Published on August 19, 2024

Currently working at Carnegie Mellon University, Ben Markey’s award-winning paper titled “Presenting and Making Relevant: A Semantic Frame Analysis of Teaching Assistant Perceptions of Writing in Statistics” brings frame semantics to the task relevant to teaching assistants. Markey is a PhD candidate with interests in computational text analysis, LLMs, Writing in the Disciplines, and formative assessment at scale. His dissertation explores the use of computational methods to help teaching assistants assess writing in STEM courses taught at scale.

We are happy for the opportunity to learn more about the background to the work, how it started, and how it’s going.

Interviewer, Traci Nathans-Kelly (TNK): Your paper was selected for the 2024 Hayhoe Award at IEEE ProComm. Tell us a bit about how you landed on this article’s topic, which is rich with insights and fresh perspectives.

Ben Markey: As I imagine with most topics, it’s got a bit of a history. Through conversations with my advisor, we landed on working with TAs in Spring of 2023, with a particular focus on quantitatively driven fields that have taken an interest helping students become better professional and technical communicators. Especially in classes taught at scale, designing effective writing tasks and implementing helpful assessment is a problem yet to be solved. Since I was still in coursework, we had to start small, and since digging didn’t turn up much in the way of research into TA perceptions of writing, we figured we should start by interviewing a few TAs. The work got a bit sidetracked in Fall ’23 as we ended up devoting a lot of attention to a Written Comm piece analyzing ChatGPT generated text at scale, but towards the end of the semester I had to write a term paper for a Discourse Analysis seminar and figured I’d get some mileage out of the transcripts. That’s how I landed on frame semantics.

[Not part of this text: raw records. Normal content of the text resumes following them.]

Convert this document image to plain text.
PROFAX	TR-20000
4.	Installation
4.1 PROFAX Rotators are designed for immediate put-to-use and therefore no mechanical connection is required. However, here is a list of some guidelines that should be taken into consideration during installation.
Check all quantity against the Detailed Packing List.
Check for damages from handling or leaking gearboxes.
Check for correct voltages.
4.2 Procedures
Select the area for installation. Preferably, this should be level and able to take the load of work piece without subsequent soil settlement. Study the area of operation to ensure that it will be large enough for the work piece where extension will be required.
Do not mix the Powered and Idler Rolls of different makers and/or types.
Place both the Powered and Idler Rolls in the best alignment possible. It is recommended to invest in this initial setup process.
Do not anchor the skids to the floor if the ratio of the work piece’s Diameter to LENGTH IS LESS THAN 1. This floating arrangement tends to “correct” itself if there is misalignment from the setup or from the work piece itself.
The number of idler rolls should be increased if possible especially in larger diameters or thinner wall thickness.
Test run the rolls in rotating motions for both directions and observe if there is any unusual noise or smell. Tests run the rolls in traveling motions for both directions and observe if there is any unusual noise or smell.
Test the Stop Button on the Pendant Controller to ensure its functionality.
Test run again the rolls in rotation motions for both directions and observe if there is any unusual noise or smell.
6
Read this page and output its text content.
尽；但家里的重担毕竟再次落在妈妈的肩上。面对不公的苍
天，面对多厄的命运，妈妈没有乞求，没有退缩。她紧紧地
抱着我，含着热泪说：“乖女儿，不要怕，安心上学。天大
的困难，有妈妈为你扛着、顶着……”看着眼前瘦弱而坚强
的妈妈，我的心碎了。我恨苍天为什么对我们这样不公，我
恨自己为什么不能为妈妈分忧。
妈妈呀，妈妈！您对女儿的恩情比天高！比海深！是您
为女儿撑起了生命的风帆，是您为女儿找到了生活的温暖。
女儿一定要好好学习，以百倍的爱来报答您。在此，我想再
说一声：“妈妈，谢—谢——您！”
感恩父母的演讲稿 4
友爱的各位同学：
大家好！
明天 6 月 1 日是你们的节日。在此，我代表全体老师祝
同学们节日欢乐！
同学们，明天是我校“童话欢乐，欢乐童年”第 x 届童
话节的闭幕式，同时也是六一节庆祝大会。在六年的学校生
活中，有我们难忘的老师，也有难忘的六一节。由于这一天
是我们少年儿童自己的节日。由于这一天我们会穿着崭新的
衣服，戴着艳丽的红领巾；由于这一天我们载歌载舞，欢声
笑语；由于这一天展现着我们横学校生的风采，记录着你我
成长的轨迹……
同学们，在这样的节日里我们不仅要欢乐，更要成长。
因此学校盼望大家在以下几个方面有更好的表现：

Portrait of Benjamin Markey, IEEE ProComm 2024 Hayhoe Fellow Award.

TNK: IEEE ProComm 2024 was fortunate to receive your research article for this year’s conference, acknowledged so beautifully by Dr. George Hayhoe during our awards ceremony. How did you come to decide that this venue was the right fit for your work?

Markey: I’m new at all of this and so I kind of just look at what the people around me are doing. Michael Laudenbach (who has since graduated and got a job at NJIT – woot!) in particular is someone I use as a model for my academic choices. We had discussed ProComm in the past. I know he has submitted and presented previously. When the news came out that CMU was to host this past conference, he and I chatted about potential projects. I threw out the Discourse Analysis paper about TA perceptions of writing and he encouraged me to submit. After that, I tinkered with the framing a bit and sent it on in.

TNK: What are the next steps related to this topic? 

Markey: Well, I’m currently in the process of revising it further for journal publication. I hope to have it submitted by the beginning of this semester. Right now, I’m ahead of schedule, so I’m optimistic it’ll get done.

As for the topic itself, I’m not sure what is next. Realistically, this push for journal publication is probably the end. That said, work over the next couple years will involve TAs, it will involve writing in statistics, and it will involve writing assessment.

TNK: What is the “next big thing” in sight for your future research and writing?

Markey: Topically, the work will involve leveraging computational means – machine learning, LLMs, corpus linguistics – to help bring TA perceptions into alignment. I’m personally interested in working with the verbs we commonly see on writing rubrics: present, account for, describe, analyze, demonstrate, summarize, etc. Each discipline has specific ways of doing those verbs in written communication. The hope is we might leverage technology to help TAs accurately identify and reliably assess those moments in the student writing.

IEEE ProComm thanks Ben for taking time with this interview.